One factor that cannot be accurately placed in Lee's demographic model is the impact of future advances in public health and biomedicine. "Scientific discovery is a huge factor in demographic prediction," says Lee, but it is also inherently unpredictable. Lee takes technological advances into account in his forecasts by noting that they have caused mortality decline to "chug along at about the same pace" over the past century, despite dramatic biomedical discoveries such as antibiotics and the emergence of deadly new diseases like HIV/AIDS. It is not lost on him that dramatic research advances in the future, depending on their nature, could either deepen our national public transfer problems (by increasing the number of dependent elderly) or lessen them (by increasing the number of independent elderly).

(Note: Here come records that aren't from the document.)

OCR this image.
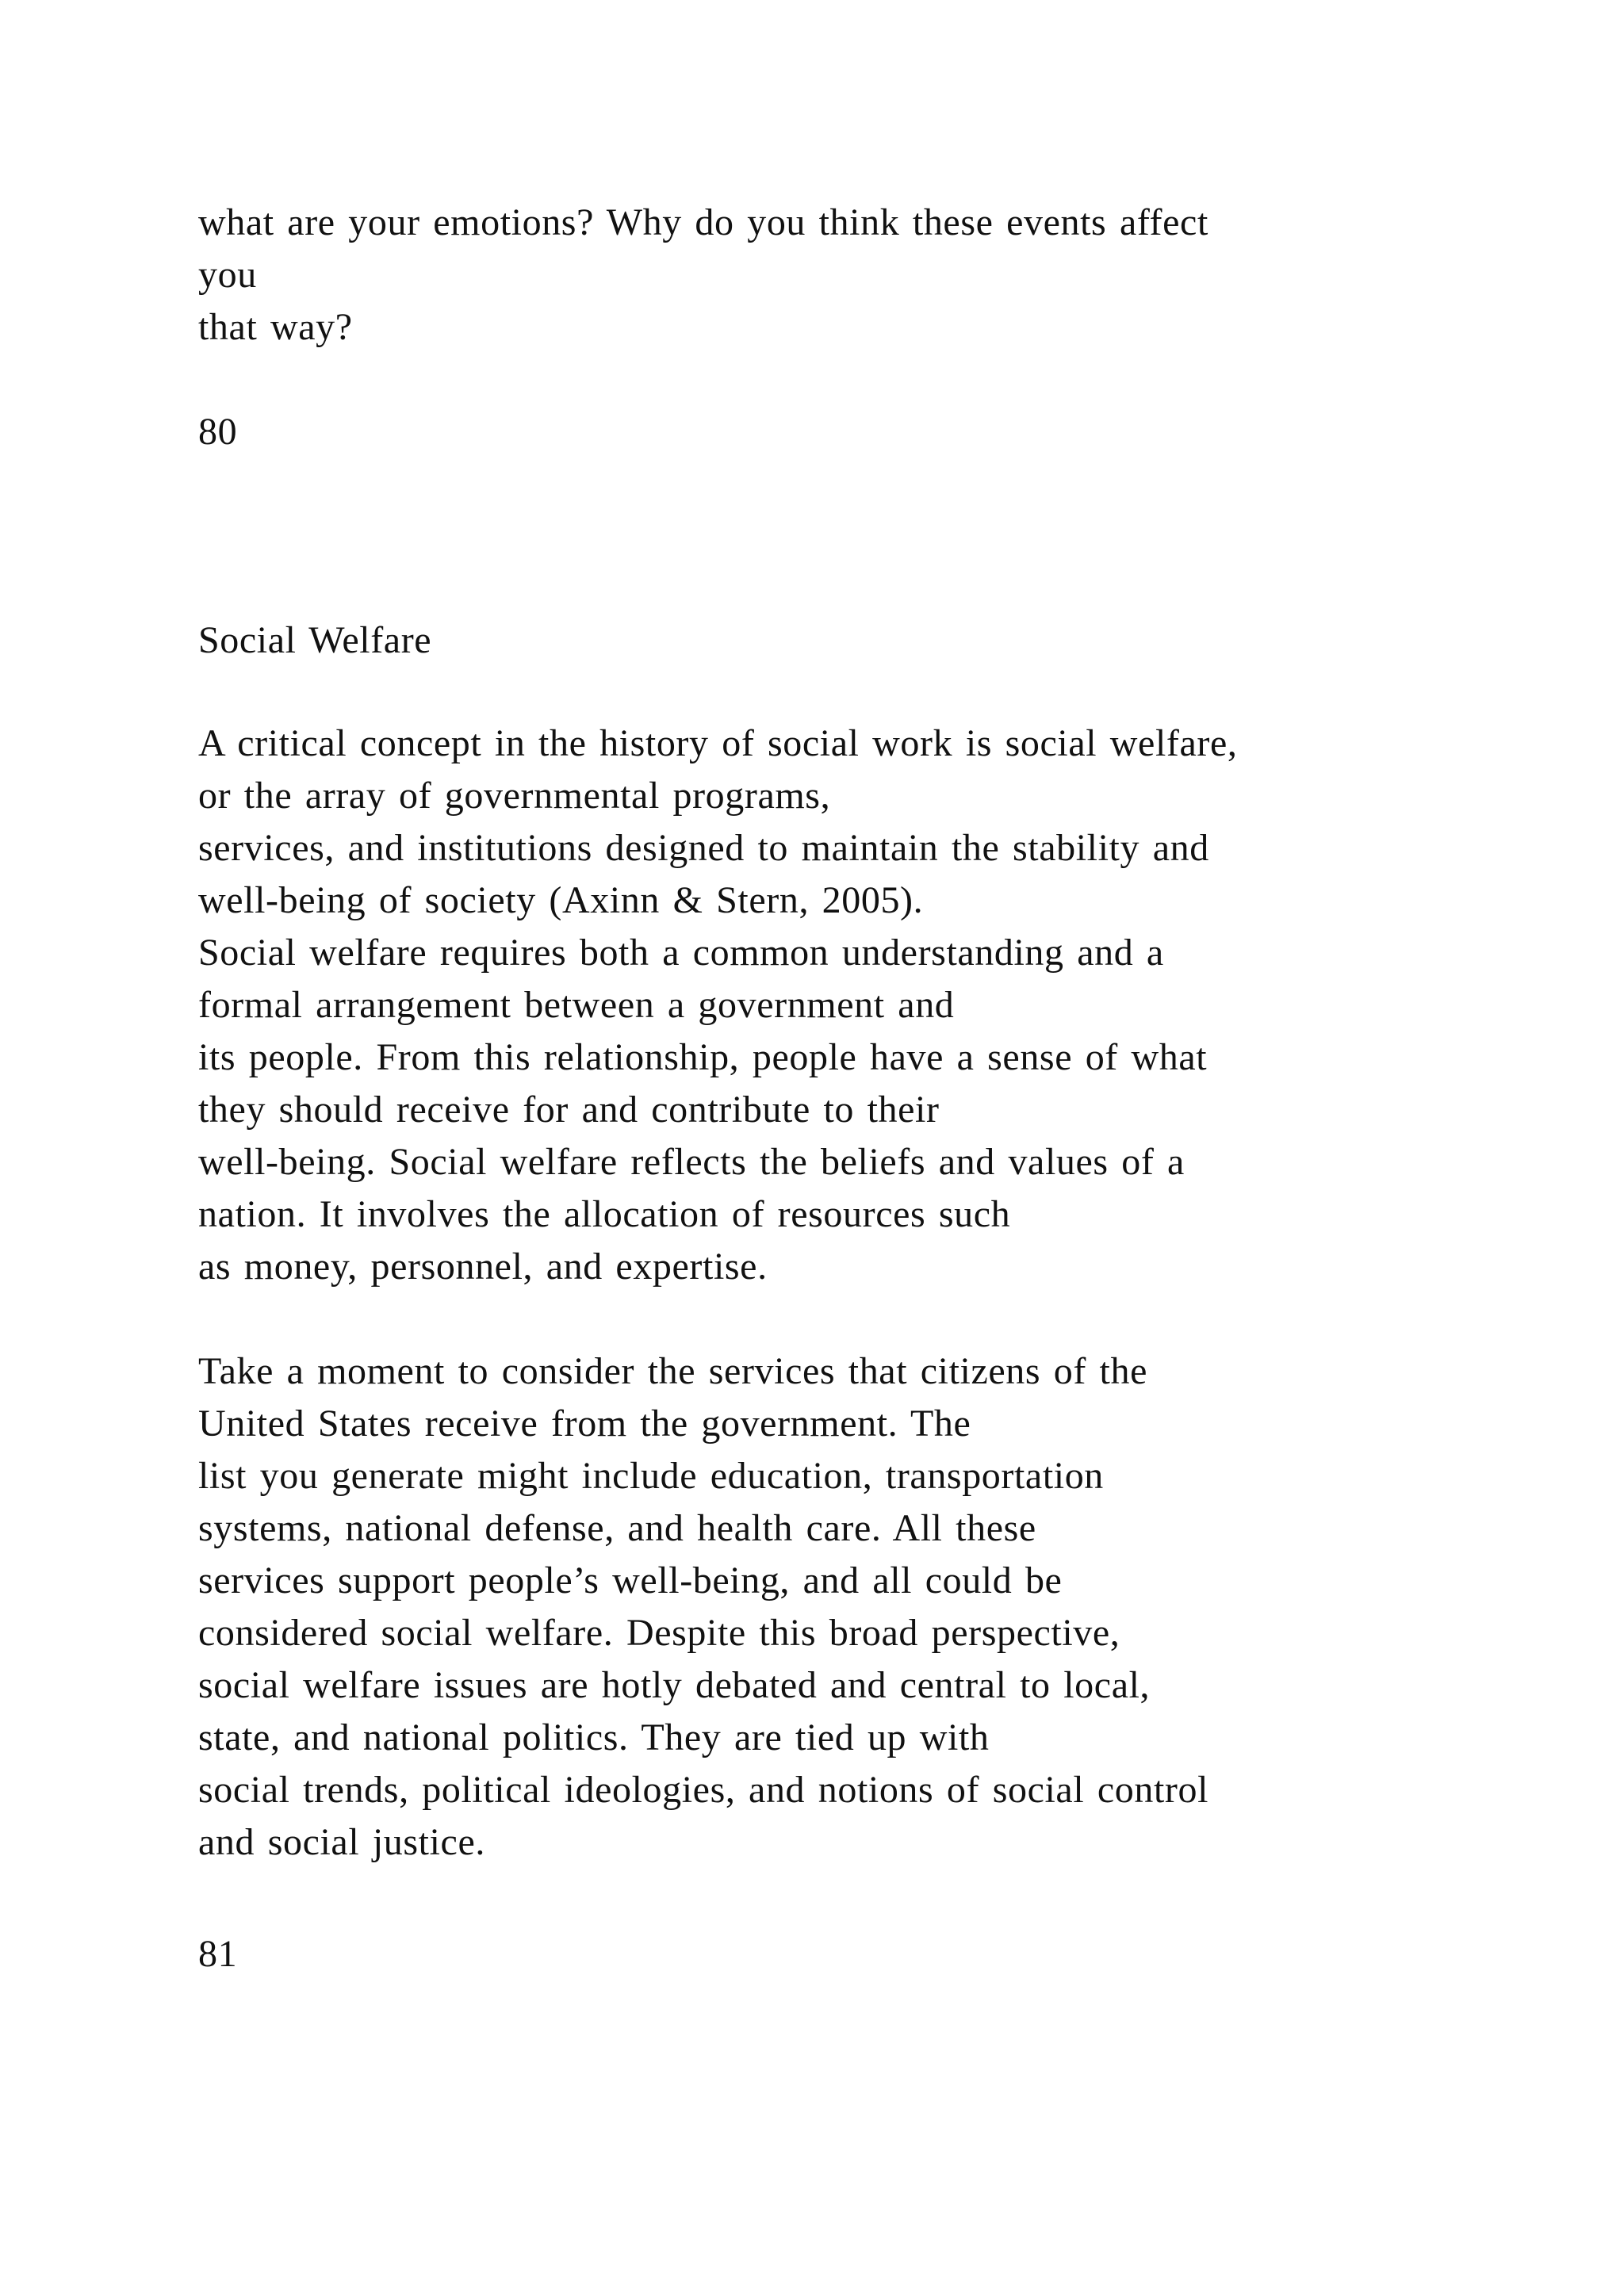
what are your emotions? Why do you think these events affect
you
that way?
80
Social Welfare
A critical concept in the history of social work is social welfare,
or the array of governmental programs,
services, and institutions designed to maintain the stability and
well-being of society (Axinn & Stern, 2005).
Social welfare requires both a common understanding and a
formal arrangement between a government and
its people. From this relationship, people have a sense of what
they should receive for and contribute to their
well-being. Social welfare reflects the beliefs and values of a
nation. It involves the allocation of resources such
as money, personnel, and expertise.
Take a moment to consider the services that citizens of the
United States receive from the government. The
list you generate might include education, transportation
systems, national defense, and health care. All these
services support people’s well-being, and all could be
considered social welfare. Despite this broad perspective,
social welfare issues are hotly debated and central to local,
state, and national politics. They are tied up with
social trends, political ideologies, and notions of social control
and social justice.
81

Most recently, Lee has taken interest in how intergenerational transfers may have affected the evolution of longevity itself. An accepted evolutionary explanation for aging goes something like this: natural selection acts strongly to remove genes from the population that cause high mortality and poor health at young ages, while most reproduction still lies in an organism's future. However, as an organism ages, a smaller and smaller share of its life time reproduction lies in its future, and it matters less and less to its reproductive fitness whether it lives or dies. For this reason, mutations with bad effects at older ages accumulate in the population, causing rising mortality and deteriorating vigor and function. The slow deterioration that we know as aging is the natural result.
Lee does not disagree with this idea, but he has extended it to take account of the continuing postreproductive influence of parents on their reproductive fitness in many species by investing in their offspring, and improving their survival and reproductive success. In traditional hunter-gatherer societies, a natural fit for the elderly would be in providing care for their grandchildren, leaving their adult children (the producers) free to acquire more resources. In other words, Lee proposes that the elderly have traditionally more than pulled their own weight by providing a downward transfer of time to their adult children and grandchildren.
Regarding his own career, Lee describes himself as having come to a career in demography on a lark. After studying philosophy as an undergraduate, he taught school in Ethiopia in the Peace Corps during the 60s. Afterward, he says, "I wanted to be a grad student at large, but such a thing didn't exist." As a Master's student in the new demography program at Berkeley, he "expected a philosophical approach to mortality, but the first class I walked into I saw calculators on all the desks! I almost walked right back out." Later, Lee received a doctorate in Economics. Afterward, he came to study what he calls the "central variable" of age in demography by a process of natural progression more than through any conscious decision.